Semra Sevin, born 1982 in Germany, spend 10 years working and studying commercial photography and film in France, L.A. and internationally. She worked on sets of Vogue, Lancome, L’Oreal and Swarovski for renowned photographers, before coming to Berlin in 2012 shifting her focus to art photography. Through her experience she sees the world through a prism of identities, where she explores perceptions from a multi-cultural context. Her sense of self splits into many people, she speaks four languages and grew up in a multi-cultural & spiritual household. Reality is diverse, based on perspective and reflection, on the background and experience of the one gazing. Using reflective surfaces, projections and focusing on in camera work, Semra creates multi-level images. Her work has been exposed internationally since 2010 next to photographers like Nick Ut and Tim Zinnemann in galleries, project spaces and institutions.
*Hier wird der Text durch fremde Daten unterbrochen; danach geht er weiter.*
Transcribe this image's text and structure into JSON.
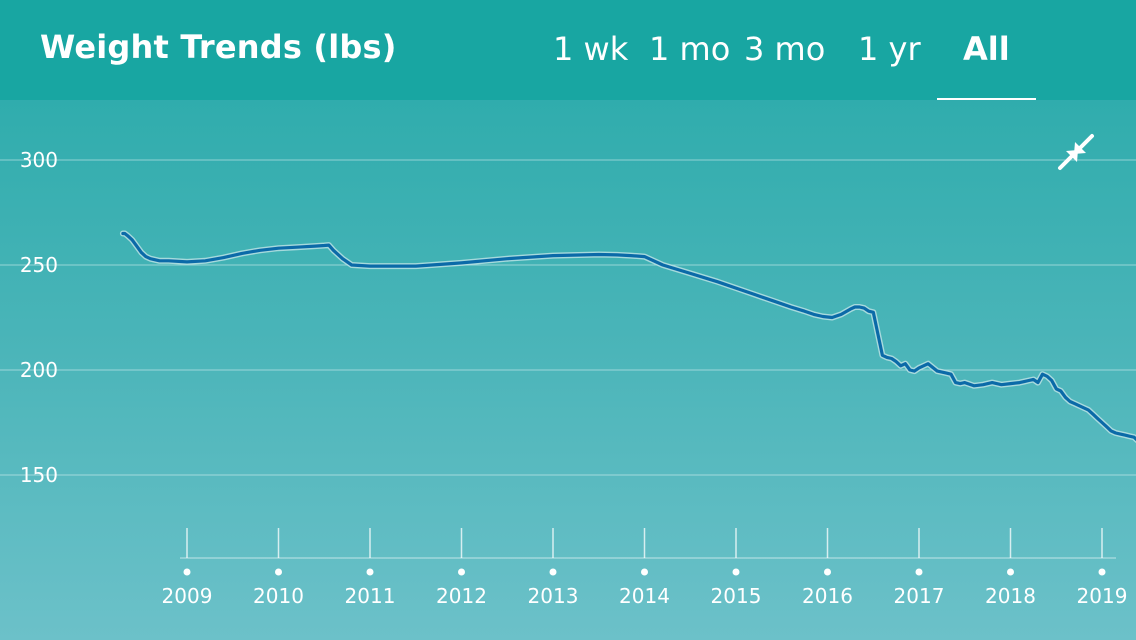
{
  "header": {
    "title": "Weight Trends (lbs)",
    "tabs": [
      {
        "label": "1 wk",
        "active": false
      },
      {
        "label": "1 mo",
        "active": false
      },
      {
        "label": "3 mo",
        "active": false
      },
      {
        "label": "1 yr",
        "active": false
      },
      {
        "label": "All",
        "active": true
      }
    ]
  },
  "collapse_icon": "collapse-arrows-icon",
  "colors": {
    "header": "#18a6a2",
    "trend_line": "#0b6aa8",
    "raw_line": "#bfe3e6"
  },
  "chart_data": {
    "type": "line",
    "title": "Weight Trends (lbs)",
    "xlabel": "",
    "ylabel": "",
    "ylim": [
      150,
      300
    ],
    "yticks": [
      150,
      200,
      250,
      300
    ],
    "xticks": [
      "2009",
      "2010",
      "2011",
      "2012",
      "2013",
      "2014",
      "2015",
      "2016",
      "2017",
      "2018",
      "2019"
    ],
    "xlim": [
      2008.3,
      2019.47
    ],
    "grid": true,
    "series": [
      {
        "x": [
          2008.3,
          2008.32,
          2008.35,
          2008.4,
          2008.45,
          2008.5,
          2008.55,
          2008.6,
          2008.7,
          2008.8,
          2009.0,
          2009.2,
          2009.4,
          2009.6,
          2009.8,
          2010.0,
          2010.2,
          2010.4,
          2010.5,
          2010.55,
          2010.6,
          2010.7,
          2010.8,
          2011.0,
          2011.5,
          2012.0,
          2012.5,
          2013.0,
          2013.5,
          2013.7,
          2013.85,
          2014.0,
          2014.2,
          2014.5,
          2014.8,
          2015.0,
          2015.2,
          2015.4,
          2015.6,
          2015.75,
          2015.85,
          2015.95,
          2016.05,
          2016.15,
          2016.25,
          2016.3,
          2016.35,
          2016.4,
          2016.45,
          2016.5,
          2016.6,
          2016.65,
          2016.7,
          2016.75,
          2016.8,
          2016.85,
          2016.9,
          2016.95,
          2017.0,
          2017.05,
          2017.1,
          2017.2,
          2017.25,
          2017.3,
          2017.35,
          2017.4,
          2017.45,
          2017.5,
          2017.6,
          2017.7,
          2017.8,
          2017.9,
          2018.0,
          2018.1,
          2018.15,
          2018.2,
          2018.25,
          2018.3,
          2018.35,
          2018.4,
          2018.45,
          2018.5,
          2018.55,
          2018.6,
          2018.65,
          2018.7,
          2018.75,
          2018.8,
          2018.85,
          2018.9,
          2018.95,
          2019.0,
          2019.05,
          2019.1,
          2019.15,
          2019.2,
          2019.25,
          2019.3,
          2019.35,
          2019.4,
          2019.45
        ],
        "y": [
          265,
          265,
          264,
          262,
          259,
          256,
          254,
          253,
          252,
          252,
          251.5,
          252,
          253.5,
          255.5,
          257,
          258,
          258.5,
          259,
          259.3,
          259.5,
          257,
          253,
          250,
          249.5,
          249.5,
          251,
          253,
          254.5,
          255,
          254.8,
          254.5,
          254,
          250,
          246,
          242,
          239,
          236,
          233,
          230,
          228,
          226.5,
          225.5,
          225,
          226.5,
          229,
          230,
          230,
          229.5,
          228,
          227.5,
          207,
          206,
          205.5,
          204,
          202,
          203,
          200,
          199.5,
          201,
          202,
          203,
          199.5,
          199,
          198.5,
          198,
          194,
          193.5,
          194,
          192.5,
          193,
          194,
          193,
          193.5,
          194,
          194.5,
          195,
          195.5,
          194,
          198,
          197,
          195,
          191,
          190,
          187,
          185,
          184,
          183,
          182,
          181,
          179,
          177,
          175,
          173,
          171,
          170,
          169.5,
          169,
          168.5,
          168,
          166,
          163
        ]
      }
    ]
  }
}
8. Tijana Titin – Serbien http://tijanatitin.com/

1981 in Serbien geboren, kam Tijana 2007 nach Berlin, um nach ihrer Kunst Studium in Serbien an der UDK zu studieren. Der Fokus ihrer Arbeit liegt auf dem menschlichen Wesen, seiner Stellung in der heutigen Welt, wie auch auf zwischenmenschlichen Beziehungen. Tijuana beobachtet sie von verschiedenen Perspektiven und setzt ihre eigene, differenzierte Version zusammen. Ähnlich wie Francis Bacon, der sagte: „Ich möchte, dass meine Bilder aussehen, als ob ich ein menschliches Wesen wie eine Schnecke zwischen ihnen hindurchgeschoben und dabei eine Spur von menschlicher Gegenwart… zurückgelassen hätte, wie eben auch eine Schnecke ihre Schleimspuren hinterlässt. “ Genau so erprobt sie, in ihren Arbeiten die menschliche Gegenwart zu erfassen. Zitat: “Je treuer ich mir selbst gegenüber bleibe, desto näher komme ich an Andere.”